Tenemos que tener claro que bajo el Imperio no existía ninguna forma legal de
oposición. Los partidos, tal y como nosotros los conocemos, no existían. Las
transformaciones de poder sólo se conseguían mediante la vía de la conspiración o
de la rebelión abierta. Hasta la llegada del cambio constantiniano, el movimiento
cristiano era ante todo un receptáculo para los insatisfechos políticos, quienes bajo
el augurio religioso, se organizaban como estado dentro del estado, encontrándose
por ello constantemente bajo la amenaza de ser sancionados.
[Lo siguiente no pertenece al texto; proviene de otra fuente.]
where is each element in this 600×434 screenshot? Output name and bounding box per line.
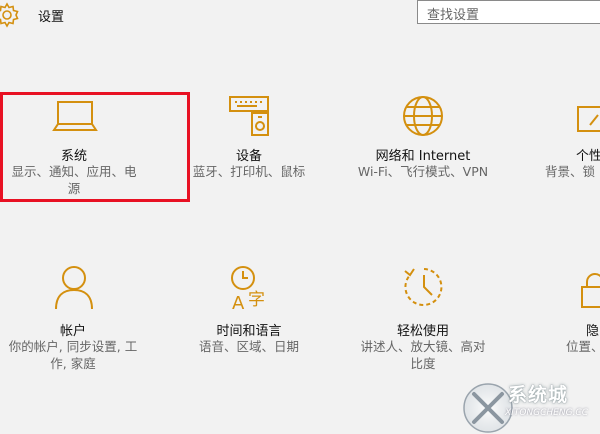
watermark-url: XITONGCHENG.CC: [505, 408, 588, 418]
devices-icon: [229, 96, 269, 136]
gear-icon: [0, 2, 19, 28]
tile-description: 讲述人、放大镜、高对: [360, 339, 486, 354]
tile-description: 背景、锁: [545, 164, 596, 179]
tile-name: 时间和语言: [216, 324, 282, 339]
svg-text:A: A: [232, 293, 245, 311]
tile-description: Wi-Fi、飞行模式、VPN: [357, 164, 489, 179]
tile-name: 隐: [586, 324, 600, 339]
tile-description: 位置、: [566, 339, 600, 354]
tile-ease-of-access[interactable]: 轻松使用 讲述人、放大镜、高对 比度: [334, 265, 512, 375]
tile-time-language[interactable]: A 字 时间和语言 语音、区域、日期: [160, 265, 338, 375]
tile-description: 蓝牙、打印机、鼠标: [192, 164, 306, 179]
tile-accounts[interactable]: 帐户 你的帐户, 同步设置, 工 作, 家庭: [0, 265, 150, 375]
tile-name: 帐户: [59, 324, 86, 339]
tile-name: 网络和 Internet: [375, 149, 471, 164]
tile-privacy[interactable]: 隐 位置、: [510, 265, 600, 375]
tile-devices[interactable]: 设备 蓝牙、打印机、鼠标: [160, 95, 338, 200]
ease-of-access-icon: [404, 268, 443, 306]
svg-text:字: 字: [248, 290, 265, 310]
tile-description: 你的帐户, 同步设置, 工: [8, 339, 138, 354]
watermark-brand: 系统城: [508, 384, 569, 406]
tile-name: 轻松使用: [396, 324, 449, 339]
globe-icon: [403, 96, 443, 136]
person-icon: [55, 266, 93, 310]
time-language-icon: A 字: [231, 266, 265, 311]
tile-description: 比度: [410, 356, 436, 371]
tile-description: 语音、区域、日期: [198, 339, 299, 354]
tile-network[interactable]: 网络和 Internet Wi-Fi、飞行模式、VPN: [334, 95, 512, 200]
personalization-icon: [577, 106, 600, 132]
tile-name: 设备: [235, 149, 262, 164]
search-input[interactable]: 查找设置: [417, 0, 600, 24]
tile-description: 作, 家庭: [50, 356, 96, 371]
privacy-icon: [581, 273, 600, 308]
tile-personalization[interactable]: 个性 背景、锁: [510, 95, 600, 200]
tile-name: 个性: [576, 149, 600, 164]
page-title: 设置: [38, 10, 65, 25]
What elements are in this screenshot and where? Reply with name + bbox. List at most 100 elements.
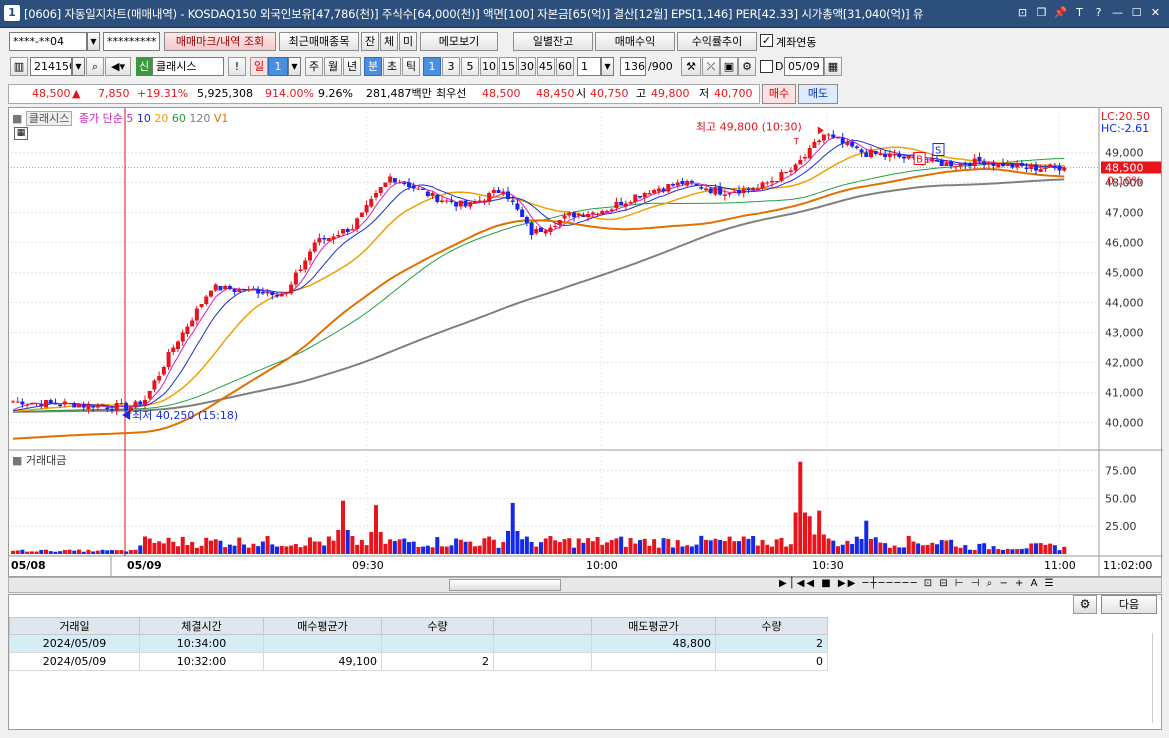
layout-icon[interactable]: ⊡ [1015, 5, 1030, 21]
table-icon[interactable]: ▦ [14, 127, 28, 140]
candle-body [991, 163, 996, 166]
chart-scrollbar[interactable]: ▶│◀◀ ■ ▶▶ ─┼───── ⊡ ⊟ ⊢ ⊣ ⌕ − + A ☰ [8, 577, 1162, 593]
col-trade-date[interactable]: 거래일 [9, 617, 140, 635]
interval-15-button[interactable]: 15 [499, 57, 517, 76]
price-tick-label: 43,000 [1105, 327, 1144, 340]
period-second-button[interactable]: 초 [383, 57, 401, 76]
interval-3-button[interactable]: 3 [442, 57, 460, 76]
candle-body [388, 176, 393, 183]
period-year-button[interactable]: 년 [343, 57, 361, 76]
next-button[interactable]: 다음 [1101, 595, 1157, 614]
buy-button[interactable]: 매수 [762, 84, 796, 104]
trade-amount: 281,487백만 [366, 87, 432, 100]
candle-body [180, 332, 185, 342]
balance-button[interactable]: 잔 [361, 32, 379, 51]
executed-button[interactable]: 체 [380, 32, 398, 51]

Y es que los órganos
de justicia romanos no se dejaban engañar por la afirmación apologética de que el
reino de Dios no era de este mundo: aunque este reino fuera de origen celestial,
según la visión apocalíptica de los cristianos, debía de descender del cielo a la
tierra. Y, además, la coexistencia entre el reino de Dios y el estado romano sólo
estaba prevista hasta el llamado "día del Señor".

CREYENTES REVOLUCIONARIOS

El hecho de que los romanos valoraran a los cristianos y sus seguidores de manera
muy distinta a la actual, despolitizada, y el que los percibieran como guerrilleros e
incendiarios, se tiende a considerar hoy como un malentendido. Sin embargo, los
cristianos del primer siglo formaban un partido revolucionario surgido del judaísmo,
al cual seguían ligados, que esperaba la señal celestial para dar el golpe.

Los que vivían en la diáspora romana se solidarizaron con sus patrias lejanas,
sometidas por Roma, que les obligaba a pagar tributos, y tenían interés en
animarlos a rebelarse mediante una señal: en el día secreto señalado, "el día del
Señor", el estado de Dios se convertiría en una realidad mediante un acto
revolucionario y al mismo tiempo el Imperio Romano se hundiría.

Si la justicia romana buscaba cristianos de forma muy concreta después del


incendio de Roma del 19 de julio es porque tenía un motivo preciso de sospecha. Y
ésta, probablemente, la aportó una profecía apocalíptica que se había puesto en
circulación, que predecía la caída de la metrópolis romana a través del Cristo que
se revelaba en el fuego de Sirio. La profecía se cumplió con el incendio de Roma
dejando una huella significativa en la tradición antigua. Una doctrina herética y
juzgada por Hipólito equipara al Cristo que regresa a la estrella del Can Mayor
(Sirio).

El incendio no quedó sin consecuencias. La reconstrucción de Roma costó tanto


dinero que la explotación financiera de la provincia se intensificó, lo que a su vez
desencadenó muchos levantamientos. Dos años más tarde Judea se levantó contra
el dominio romano y, después de la represión de la revuelta en el año 70, los judíos
que vivían en Egipto también tomaron las armas.